Don’t let seniors’ care become a private equity money maker

Posted on February 22, 2017 in Child & Family Policy Context

TheStar.com – Opinion/Commentary – Allowing the growth of a private equity service delivery model in Canada will undermine the federal government’s stated priority of building a high-quality sustainable system of community-based care for seniors.
Feb. 22, 2017.   By MARGARET MCGREGOR, LISA RONALD

Late last year, a large transnational insurance company, Anbang, announced its intention to purchase a majority interest in Retirement Concepts, a Canadian for-profit nursing home chain. Retirement Concepts currently receives funding from a number of provincial governments to provide nursing home care, and is the highest billing provider of assisted-living and residential care services in British Columbia.

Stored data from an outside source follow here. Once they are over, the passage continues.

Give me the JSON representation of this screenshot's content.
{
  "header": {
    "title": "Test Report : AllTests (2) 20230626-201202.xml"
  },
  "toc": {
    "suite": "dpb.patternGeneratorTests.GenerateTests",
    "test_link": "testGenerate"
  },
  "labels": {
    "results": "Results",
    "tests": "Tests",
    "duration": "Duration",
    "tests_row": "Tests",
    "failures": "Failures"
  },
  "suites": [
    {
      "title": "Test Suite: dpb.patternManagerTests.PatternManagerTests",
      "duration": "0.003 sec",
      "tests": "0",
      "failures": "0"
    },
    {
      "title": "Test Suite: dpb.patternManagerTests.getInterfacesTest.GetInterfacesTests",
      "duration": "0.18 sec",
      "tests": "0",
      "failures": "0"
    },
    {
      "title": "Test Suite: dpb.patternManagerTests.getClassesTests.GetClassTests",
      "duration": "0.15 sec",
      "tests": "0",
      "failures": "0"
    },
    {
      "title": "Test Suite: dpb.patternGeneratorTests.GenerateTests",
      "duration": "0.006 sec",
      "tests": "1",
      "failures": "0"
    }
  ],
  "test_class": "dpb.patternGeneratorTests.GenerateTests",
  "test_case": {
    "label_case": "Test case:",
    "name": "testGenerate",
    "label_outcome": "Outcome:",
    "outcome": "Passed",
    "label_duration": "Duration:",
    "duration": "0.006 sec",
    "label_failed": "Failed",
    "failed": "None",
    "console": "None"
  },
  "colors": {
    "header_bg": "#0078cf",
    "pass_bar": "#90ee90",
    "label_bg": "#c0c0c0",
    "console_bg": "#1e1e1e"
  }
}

The proposal is now awaiting approval by the federal government — and it is concerning for a number of reasons.

Firstly, the transaction appears to be part of a trend for private investment companies to purchase properties that generate profits by leasing the property back to a second private for-profit operator. In this case, the likely scenario is that Anbang will lease the property back to Retirement Concepts, the previous private for-profit owner, who will continue to provide the services.

Why do this?

Research shows that the typical business model for such arrangements is associated with offering a high return on capital and maximizing cash extraction. The property assets owned by the private equity firm are separated from the daily operations of providing resident care. The former builds-in high shareholder returns through a number of strategies, including requiring the daily operating business to pay burdensome debt and rent payments.

Some companies have gone bankrupt as a result, leaving residents and families in the lurch — and obscure relationships among multiple companies can make it very difficult to pin down responsibility when things go wrong.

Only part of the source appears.